Not entirely. MSNBC and CNN carried most of it while the broadcast affiliates in Washington, D.C. went about their usual weekday drivel. A game show here, a screaming phony judge there, a guy explaining to a group of women how he had his nose pierced over there, the faux animals running around for the kiddies on PBS. In addition to the aforementioned commercial cable outfits, one C-Span channel carried the Arlington Memorial Day Observance in its entirety. It should be noted that both MSNBC and CNN were gone before the benediction and the retirement of the colors to some stirring themes of the military services. Only C-Span stuck it out until not only was the official program ended, but also we saw the veteran’s veteran Bob Dole embracing a comely blonde on the stage before he took his leave.

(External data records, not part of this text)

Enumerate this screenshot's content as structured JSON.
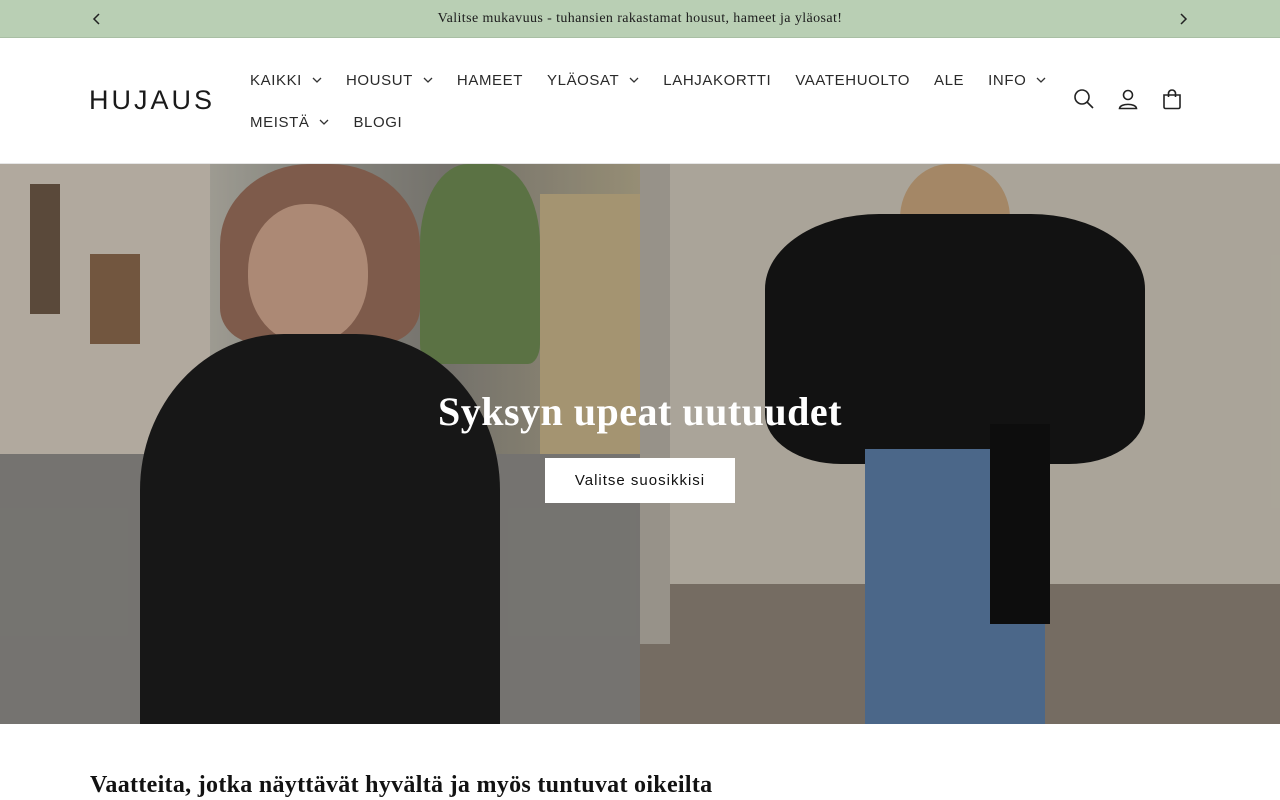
{
  "announcement": {
    "text": "Valitse mukavuus - tuhansien rakastamat housut, hameet ja yläosat!",
    "prev_icon": "chevron-left-icon",
    "next_icon": "chevron-right-icon"
  },
  "header": {
    "logo": "HUJAUS",
    "nav_row1": [
      {
        "label": "KAIKKI",
        "has_dropdown": true
      },
      {
        "label": "HOUSUT",
        "has_dropdown": true
      },
      {
        "label": "HAMEET",
        "has_dropdown": false
      },
      {
        "label": "YLÄOSAT",
        "has_dropdown": true
      },
      {
        "label": "LAHJAKORTTI",
        "has_dropdown": false
      },
      {
        "label": "VAATEHUOLTO",
        "has_dropdown": false
      },
      {
        "label": "ALE",
        "has_dropdown": false
      },
      {
        "label": "INFO",
        "has_dropdown": true
      }
    ],
    "nav_row2": [
      {
        "label": "MEISTÄ",
        "has_dropdown": true
      },
      {
        "label": "BLOGI",
        "has_dropdown": false
      }
    ],
    "icons": [
      "search-icon",
      "account-icon",
      "cart-icon"
    ]
  },
  "hero": {
    "title": "Syksyn upeat uutuudet",
    "button_label": "Valitse suosikkisi"
  },
  "intro": {
    "heading": "Vaatteita, jotka näyttävät hyvältä ja myös tuntuvat oikeilta"
  },
  "colors": {
    "announcement_bg": "#b9cfb4",
    "text": "#121212",
    "hero_button_bg": "#ffffff"
  }
}
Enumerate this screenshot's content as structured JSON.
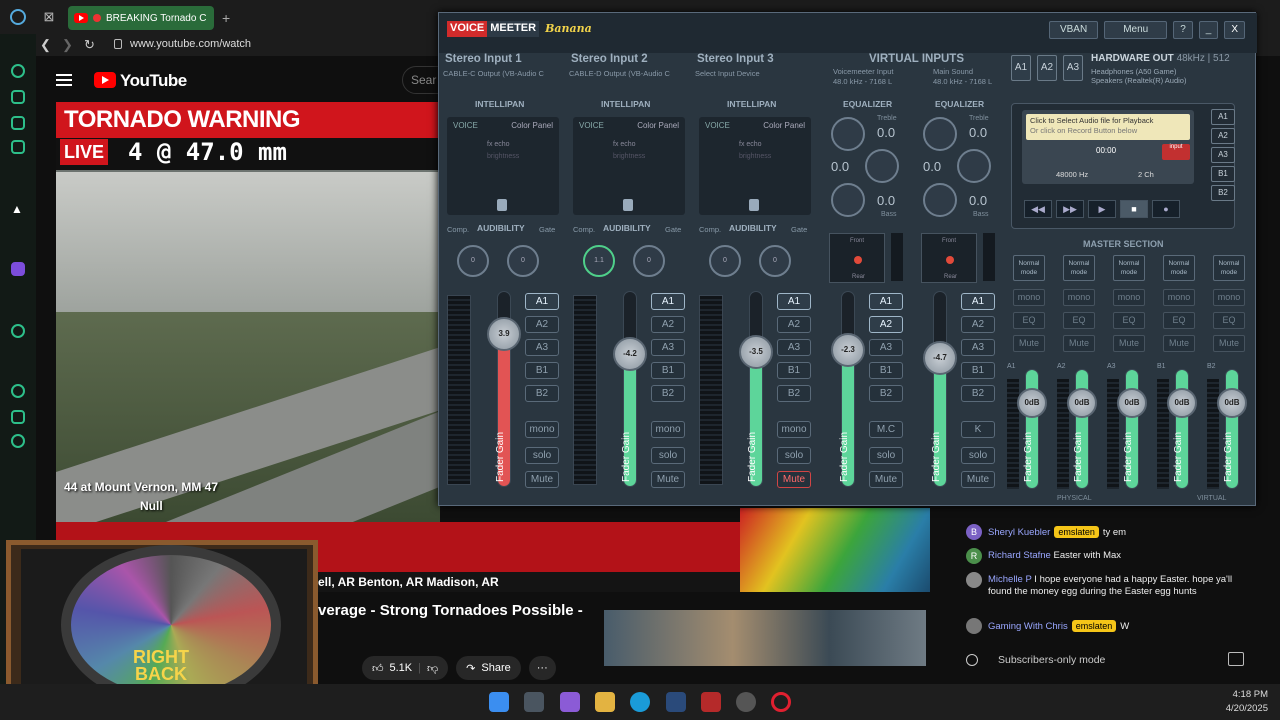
{
  "browser": {
    "tab_title": "BREAKING Tornado C",
    "url": "www.youtube.com/watch",
    "new_tab": "+"
  },
  "youtube": {
    "brand": "YouTube",
    "search_placeholder": "Sear",
    "video_title": "verage - Strong Tornadoes Possible -",
    "likes": "5.1K",
    "share_label": "Share",
    "more_label": "···"
  },
  "video": {
    "warning": "TORNADO WARNING",
    "live": "LIVE",
    "ticker": "4 @ 47.0  mm",
    "camera_label": "44 at Mount Vernon, MM 47",
    "camera_sub": "Null",
    "lower_text": "ell, AR   Benton, AR   Madison, AR"
  },
  "brb": {
    "line1": "RIGHT",
    "line2": "BACK"
  },
  "chat": {
    "messages": [
      {
        "initial": "B",
        "color": "#7b61c4",
        "name": "Sheryl Kuebler",
        "badge": "emslaten",
        "text": "ty em"
      },
      {
        "initial": "R",
        "color": "#4b8f4b",
        "name": "Richard Stafne",
        "badge": "",
        "text": "Easter with Max"
      },
      {
        "initial": "",
        "color": "#888888",
        "name": "Michelle P",
        "badge": "",
        "text": "I hope everyone had a happy Easter. hope ya'll found the money egg during the Easter egg hunts"
      },
      {
        "initial": "",
        "color": "#777777",
        "name": "Gaming With Chris",
        "badge": "emslaten",
        "text": "W"
      }
    ],
    "footer": "Subscribers-only mode"
  },
  "taskbar": {
    "time": "4:18 PM",
    "date": "4/20/2025"
  },
  "voicemeeter": {
    "logo_voice": "VOICE",
    "logo_meeter": "MEETER",
    "logo_edition": "Banana",
    "vban": "VBAN",
    "menu": "Menu",
    "help": "?",
    "minimize": "_",
    "close": "X",
    "strips": [
      {
        "name": "Stereo Input 1",
        "device": "CABLE-C Output (VB-Audio C",
        "gain": "3.9",
        "level": 0.78,
        "comp": "0",
        "gate": "0",
        "buses": [
          "A1",
          "A2",
          "A3",
          "B1",
          "B2",
          "mono",
          "solo",
          "Mute"
        ],
        "active": [
          "A1"
        ],
        "muted": false,
        "red": true
      },
      {
        "name": "Stereo Input 2",
        "device": "CABLE-D Output (VB-Audio C",
        "gain": "-4.2",
        "level": 0.68,
        "comp": "1.1",
        "gate": "0",
        "buses": [
          "A1",
          "A2",
          "A3",
          "B1",
          "B2",
          "mono",
          "solo",
          "Mute"
        ],
        "active": [
          "A1"
        ],
        "muted": false,
        "red": false
      },
      {
        "name": "Stereo Input 3",
        "device": "Select Input Device",
        "gain": "-3.5",
        "level": 0.69,
        "comp": "0",
        "gate": "0",
        "buses": [
          "A1",
          "A2",
          "A3",
          "B1",
          "B2",
          "mono",
          "solo",
          "Mute"
        ],
        "active": [
          "A1"
        ],
        "muted": true,
        "red": false
      }
    ],
    "intellipan": {
      "label": "INTELLIPAN",
      "voice": "VOICE",
      "color_panel": "Color Panel",
      "fx": "fx echo",
      "brightness": "brightness"
    },
    "audibility": {
      "label": "AUDIBILITY",
      "comp": "Comp.",
      "gate": "Gate"
    },
    "fader_label": "Fader Gain",
    "virtual": {
      "header": "VIRTUAL INPUTS",
      "names": [
        "Voicemeeter Input",
        "Main Sound"
      ],
      "rates": [
        "48.0 kHz - 7168 L",
        "48.0 kHz - 7168 L"
      ],
      "eq_label": "EQUALIZER",
      "treble": "Treble",
      "bass": "Bass",
      "eq_values": [
        [
          "0.0",
          "0.0",
          "0.0"
        ],
        [
          "0.0",
          "0.0",
          "0.0"
        ]
      ],
      "pan_top": "Front",
      "pan_bottom": "Rear",
      "gains": [
        "-2.3",
        "-4.7"
      ],
      "levels": [
        0.7,
        0.66
      ],
      "buses": [
        [
          "A1",
          "A2",
          "A3",
          "B1",
          "B2",
          "M.C",
          "solo",
          "Mute"
        ],
        [
          "A1",
          "A2",
          "A3",
          "B1",
          "B2",
          "K",
          "solo",
          "Mute"
        ]
      ],
      "active": [
        [
          "A1",
          "A2"
        ],
        [
          "A1"
        ]
      ]
    },
    "hardware": {
      "a_buttons": [
        "A1",
        "A2",
        "A3"
      ],
      "header": "HARDWARE OUT",
      "rate": "48kHz | 512",
      "device1": "Headphones (A50 Game)",
      "device2": "Speakers (Realtek(R) Audio)"
    },
    "recorder": {
      "note1": "Click to Select Audio file for Playback",
      "note2": "Or click on Record Button below",
      "time": "00:00",
      "input": "input",
      "hz": "48000 Hz",
      "ch": "2 Ch",
      "buses": [
        "A1",
        "A2",
        "A3",
        "B1",
        "B2"
      ]
    },
    "master": {
      "label": "MASTER SECTION",
      "mode": "Normal mode",
      "buttons": [
        "mono",
        "EQ",
        "Mute"
      ],
      "buses": [
        "A1",
        "A2",
        "A3",
        "B1",
        "B2"
      ],
      "gain": "0dB",
      "footer_left": "PHYSICAL",
      "footer_right": "VIRTUAL"
    }
  }
}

It is true that this annual event follows a tradition that affords no surprises. No temporary mate is selected from among a gaggle of applicants; no one is voted off the platform by his companions; no strained set of vocal cords is selected for a recording contract; in sort, it just ain’t good TV. What is it? It is an American obligation. It is 35 minutes of duty out of 365 days of play. It is an interval which, some years ago, it would be unthinkable for any broadcast network not to carry. And to make it “must carry” for affiliates.
The excuse for maintaining normal, and remunerative, programming nowadays is the proliferation of cable channels and the prospect that somebody somewhere will carry this money-losing proposition. And if you want to see it just keep clicking. But does any executive sit alone in his Cape den on a Memorial Day holiday and happen across it and have the nagging thought: “Gee, I wish we were carrying that. I mean …”
I wish you were, too. I wish you and the other nets were risking a charge of collusion by carrying a solemn, dignifying moment all together so that no matter how escape-prone the viewer there would be no looking away for just that little span of time. So little in the reach of it all. So much in the realm of those for whom there is no more time.
P. S. Not to worry. The FCC is considering some rule-making that may one day allow one guy to own all of it, and you won’t have to answer to anybody.